The PCI Configuration header allows the system to identify and
control the device.
Exactly where the header is in the PCI Configuration address
space depends on where in the PCI topology that device is. For
example, a PCI video card plugged into one PCI slot on the PC
motherboard will have its configuration header at one location and
if it is plugged into another PCI slot then its header will appear
in another location in PCI Configuration memory
Vendor Identification A unique number describing the originator
of the PCI device. Digital's PCI Vendor Identification is 0x1011
and Intel's is 0x8086.
Device Identification A unique number describing the device
itself. For example, Digital's 21141 fast ethernet device has a
device identification of 0x0009.
Status This field gives the status of the device with the
meaning of the bits of this field set by the standard. .
Command By writing to this field the system controls the device,
for example allowing the device to access PCI I/O memory, Class
Code This identifies the type of device that this is. There are
standard classes for every sort of device; video, SCSI and so on.
The class code for SCSI is 0x0100.
Base Address Registers These registers are used to determine and
allocate the type, amount and location of PCI I/O and PCI memory
space that the device can use.
Interrupt Pin Four of the physical pins on the PCI card carry
interrupts from the card to the PCI bus. The standard labels these
as A, B, C and D. The Interrupt Pin field describes which of these
pins this PCI device uses. Generally it is hardwired for a
pariticular device. That is, every time the system boots, the
device uses the same interrupt pin. This information allows the
interrupt handling subsystem to manage interrupts from this
device,
Interrupt Line The Interrupt Line field of the device's PCI
Configuration header is used to pass an interrupt handle between
the PCI initialisation code, the device's driver and Linux's
interrupt handling subsystem. The number written there is
meaningless to the the device driver but it allows the interrupt
handler to correctly route an interrupt from the PCI device to the
correct device driver's interrupt handling code within the Linux
operating system
PCI I/O and PCI Memory Addresses
These two address spaces are used by the devices to communicate
with their device drivers running in the Linux kernel on the CPU.

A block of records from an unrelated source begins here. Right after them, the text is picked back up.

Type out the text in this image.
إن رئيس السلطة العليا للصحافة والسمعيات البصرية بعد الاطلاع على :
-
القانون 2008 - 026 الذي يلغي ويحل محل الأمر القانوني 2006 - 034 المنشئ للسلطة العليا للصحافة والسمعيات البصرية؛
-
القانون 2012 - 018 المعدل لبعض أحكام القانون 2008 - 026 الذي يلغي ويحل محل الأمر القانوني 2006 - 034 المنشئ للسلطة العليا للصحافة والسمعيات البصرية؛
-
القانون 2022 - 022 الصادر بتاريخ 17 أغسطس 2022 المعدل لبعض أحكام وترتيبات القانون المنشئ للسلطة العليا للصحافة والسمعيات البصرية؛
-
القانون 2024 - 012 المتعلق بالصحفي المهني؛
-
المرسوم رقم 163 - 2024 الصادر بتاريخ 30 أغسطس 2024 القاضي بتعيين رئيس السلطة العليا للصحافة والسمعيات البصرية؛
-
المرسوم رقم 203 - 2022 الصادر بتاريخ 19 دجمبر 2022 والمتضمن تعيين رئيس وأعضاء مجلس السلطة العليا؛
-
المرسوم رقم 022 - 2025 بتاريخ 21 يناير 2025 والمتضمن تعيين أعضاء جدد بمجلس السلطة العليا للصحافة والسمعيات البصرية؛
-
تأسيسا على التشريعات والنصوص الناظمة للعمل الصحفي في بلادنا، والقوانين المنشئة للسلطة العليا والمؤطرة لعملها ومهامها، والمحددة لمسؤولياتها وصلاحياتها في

For example, the DECchip 21141 fast ethernet device maps its
internal registers into PCI I/O space. Its Linux device driver then
reads and writes those registers to control the device. Video
drivers typically use large amounts of PCI memory space to contain
video information.
Linux PCI Initialization
The PCI initialisation code in Linux is broken into three
logical parts:
PCI Device Driver This pseudo-device driver searches the PCI
system starting at Bus 0 and locates all PCI devices and bridges in
the system. It builds a linked list of data structures describing
the topology of the system. Additionally, it numbers all of the
bridges that it finds.
PCI BIOS This software layer provides the services described in
bib-pci-bios-specification. Even though Alpha AXPdoes not have BIOS
services, there is equivalent code in the Linux kernel providing
the same functions.
PCI Fixup System specific fixup code tidies up the system
specific loose ends of PCI initialization.